There are several issues with "Batteries Included" ecosystems (like Python, C#/.NET, and Java):
1. They are not going to include everything. This includes things like new file formats.
2. They are going to be out of date whenever a standard changes (HTML, etc.), application changes (e.g. SQLite/PostgreSQL/etc. for SQL/ORM bindings), or API changes (DirectX, Vulcan, etc.).
3. Things like data structures, graphics APIs, etc. will have performance characteristics that may be different to your use case.
4. They can't cover all nice use cases such as the different libraries and frameworks for creating games of different genres.
For example, Python's XML DOM implementation only implements a subset of XPath and doesn't support parsing HTML.
The fact that Python, Java, and .NET have large library ecosystems proves that even if you have a "Batteries Included" approach there will always be other things to add.
The goal is not to cover everything, the goal is to cover 90% of the use cases.
For C#, I think they achieved that.
> They are going to be out of date whenever a standard changes (HTML, etc.)
You might want to elaborate on the "etc.", since HTML updates are glacial.
Why would they be out of date?

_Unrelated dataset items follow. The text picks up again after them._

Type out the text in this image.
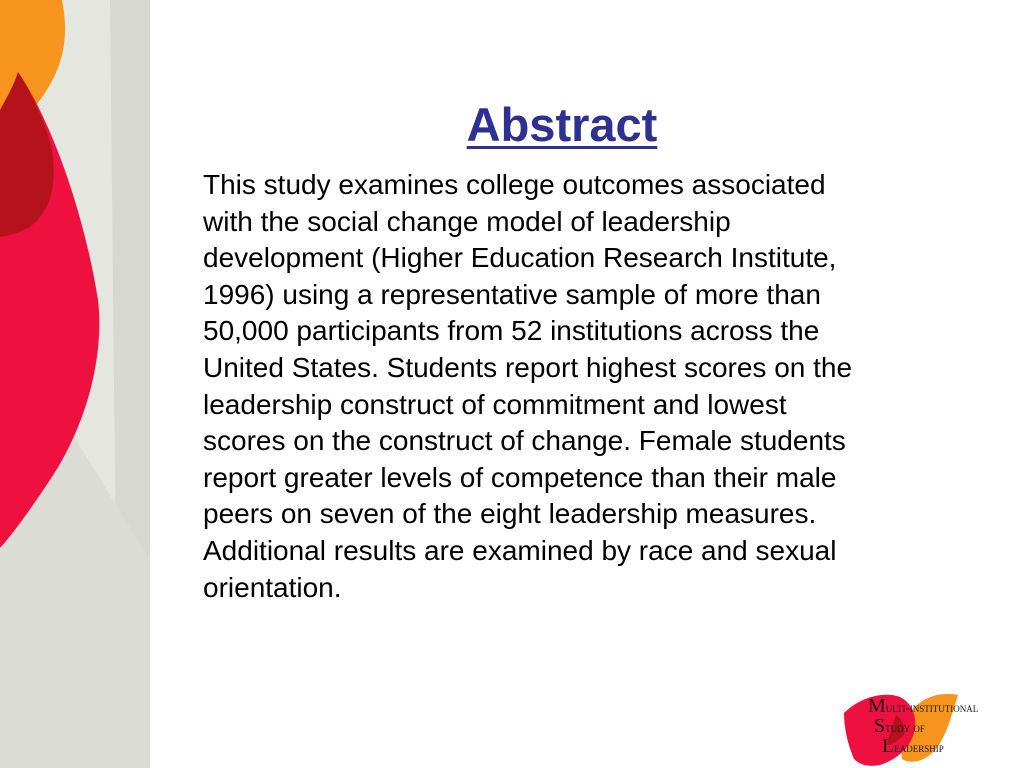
Abstract
This study examines college outcomes associated
with the social change model of leadership
development (Higher Education Research Institute,
1996) using a representative sample of more than
50,000 participants from 52 institutions across the
United States. Students report highest scores on the
leadership construct of commitment and lowest
scores on the construct of change. Female students
report greater levels of competence than their male
peers on seven of the eight leadership measures.
Additional results are examined by race and sexual
orientation.
Multi-institutional
Study of
Leadership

The ecosystems themselves (for example .NET) receives regular updates.
Yes, they cannot include everything, but enough that you do not _need_ third party packages.

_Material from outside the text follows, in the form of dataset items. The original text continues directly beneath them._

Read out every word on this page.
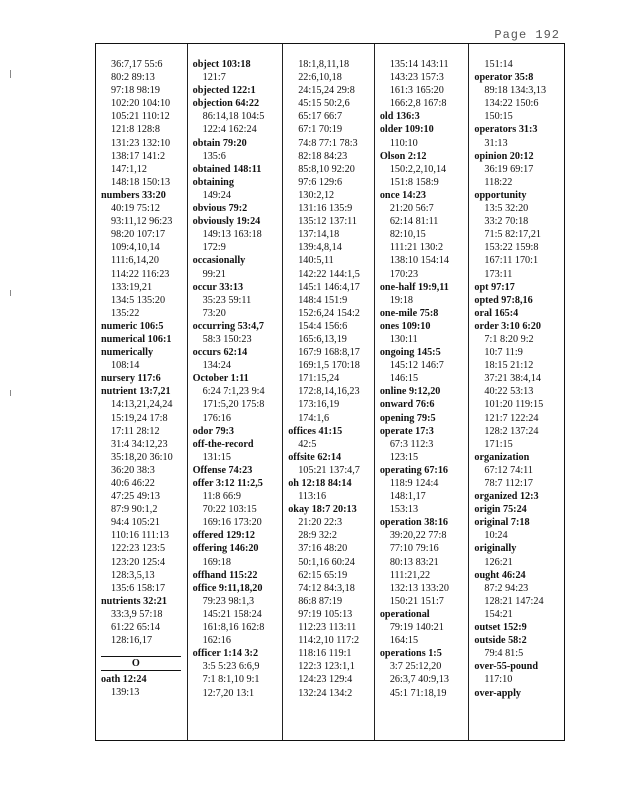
Page 192
36:7,17 55:6
80:2 89:13
97:18 98:19
102:20 104:10
105:21 110:12
121:8 128:8
131:23 132:10
138:17 141:2
147:1,12
148:18 150:13
numbers 33:20
40:19 75:12
93:11,12 96:23
98:20 107:17
109:4,10,14
111:6,14,20
114:22 116:23
133:19,21
134:5 135:20
135:22
numeric 106:5
numerical 106:1
numerically
108:14
nursery 117:6
nutrient 13:7,21
14:13,21,24,24
15:19,24 17:8
17:11 28:12
31:4 34:12,23
35:18,20 36:10
36:20 38:3
40:6 46:22
47:25 49:13
87:9 90:1,2
94:4 105:21
110:16 111:13
122:23 123:5
123:20 125:4
128:3,5,13
135:6 158:17
nutrients 32:21
33:3,9 57:18
61:22 65:14
128:16,17
O
oath 12:24
139:13
object 103:18
121:7
objected 122:1
objection 64:22
86:14,18 104:5
122:4 162:24
obtain 79:20
135:6
obtained 148:11
obtaining
149:24
obvious 79:2
obviously 19:24
149:13 163:18
172:9
occasionally
99:21
occur 33:13
35:23 59:11
73:20
occurring 53:4,7
58:3 150:23
occurs 62:14
134:24
October 1:11
6:24 7:1,23 9:4
171:5,20 175:8
176:16
odor 79:3
off-the-record
131:15
Offense 74:23
offer 3:12 11:2,5
11:8 66:9
70:22 103:15
169:16 173:20
offered 129:12
offering 146:20
169:18
offhand 115:22
office 9:11,18,20
79:23 98:1,3
145:21 158:24
161:8,16 162:8
162:16
officer 1:14 3:2
3:5 5:23 6:6,9
7:1 8:1,10 9:1
12:7,20 13:1
18:1,8,11,18
22:6,10,18
24:15,24 29:8
45:15 50:2,6
65:17 66:7
67:1 70:19
74:8 77:1 78:3
82:18 84:23
85:8,10 92:20
97:6 129:6
130:2,12
131:16 135:9
135:12 137:11
137:14,18
139:4,8,14
140:5,11
142:22 144:1,5
145:1 146:4,17
148:4 151:9
152:6,24 154:2
154:4 156:6
165:6,13,19
167:9 168:8,17
169:1,5 170:18
171:15,24
172:8,14,16,23
173:16,19
174:1,6
offices 41:15
42:5
offsite 62:14
105:21 137:4,7
oh 12:18 84:14
113:16
okay 18:7 20:13
21:20 22:3
28:9 32:2
37:16 48:20
50:1,16 60:24
62:15 65:19
74:12 84:3,18
86:8 87:19
97:19 105:13
112:23 113:11
114:2,10 117:2
118:16 119:1
122:3 123:1,1
124:23 129:4
132:24 134:2
135:14 143:11
143:23 157:3
161:3 165:20
166:2,8 167:8
old 136:3
older 109:10
110:10
Olson 2:12
150:2,2,10,14
151:8 158:9
once 14:23
21:20 56:7
62:14 81:11
82:10,15
111:21 130:2
138:10 154:14
170:23
one-half 19:9,11
19:18
one-mile 75:8
ones 109:10
130:11
ongoing 145:5
145:12 146:7
146:15
online 9:12,20
onward 76:6
opening 79:5
operate 17:3
67:3 112:3
123:15
operating 67:16
118:9 124:4
148:1,17
153:13
operation 38:16
39:20,22 77:8
77:10 79:16
80:13 83:21
111:21,22
132:13 133:20
150:21 151:7
operational
79:19 140:21
164:15
operations 1:5
3:7 25:12,20
26:3,7 40:9,13
45:1 71:18,19
151:14
operator 35:8
89:18 134:3,13
134:22 150:6
150:15
operators 31:3
31:13
opinion 20:12
36:19 69:17
118:22
opportunity
13:5 32:20
33:2 70:18
71:5 82:17,21
153:22 159:8
167:11 170:1
173:11
opt 97:17
opted 97:8,16
oral 165:4
order 3:10 6:20
7:1 8:20 9:2
10:7 11:9
18:15 21:12
37:21 38:4,14
40:22 53:13
101:20 119:15
121:7 122:24
128:2 137:24
171:15
organization
67:12 74:11
78:7 112:17
organized 12:3
origin 75:24
original 7:18
10:24
originally
126:21
ought 46:24
87:2 94:23
128:21 147:24
154:21
outset 152:9
outside 58:2
79:4 81:5
over-55-pound
117:10
over-apply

Python, .NET, and Java are not examples of batteries included.
Django and Spring
"Batteries included" means "ossification is guaranteed", yah. "stdlib is where code goes to die" is a fairly common phrase for a reason.
There's clearly merit to both sides, but personally I think a major underlying cause is that libraries are trusted. Obviously that doesn't match reality. We desperately need a permission system for libraries, it's far harder to sneak stuff in when doing so requires an "adds dangerous permission" change approval.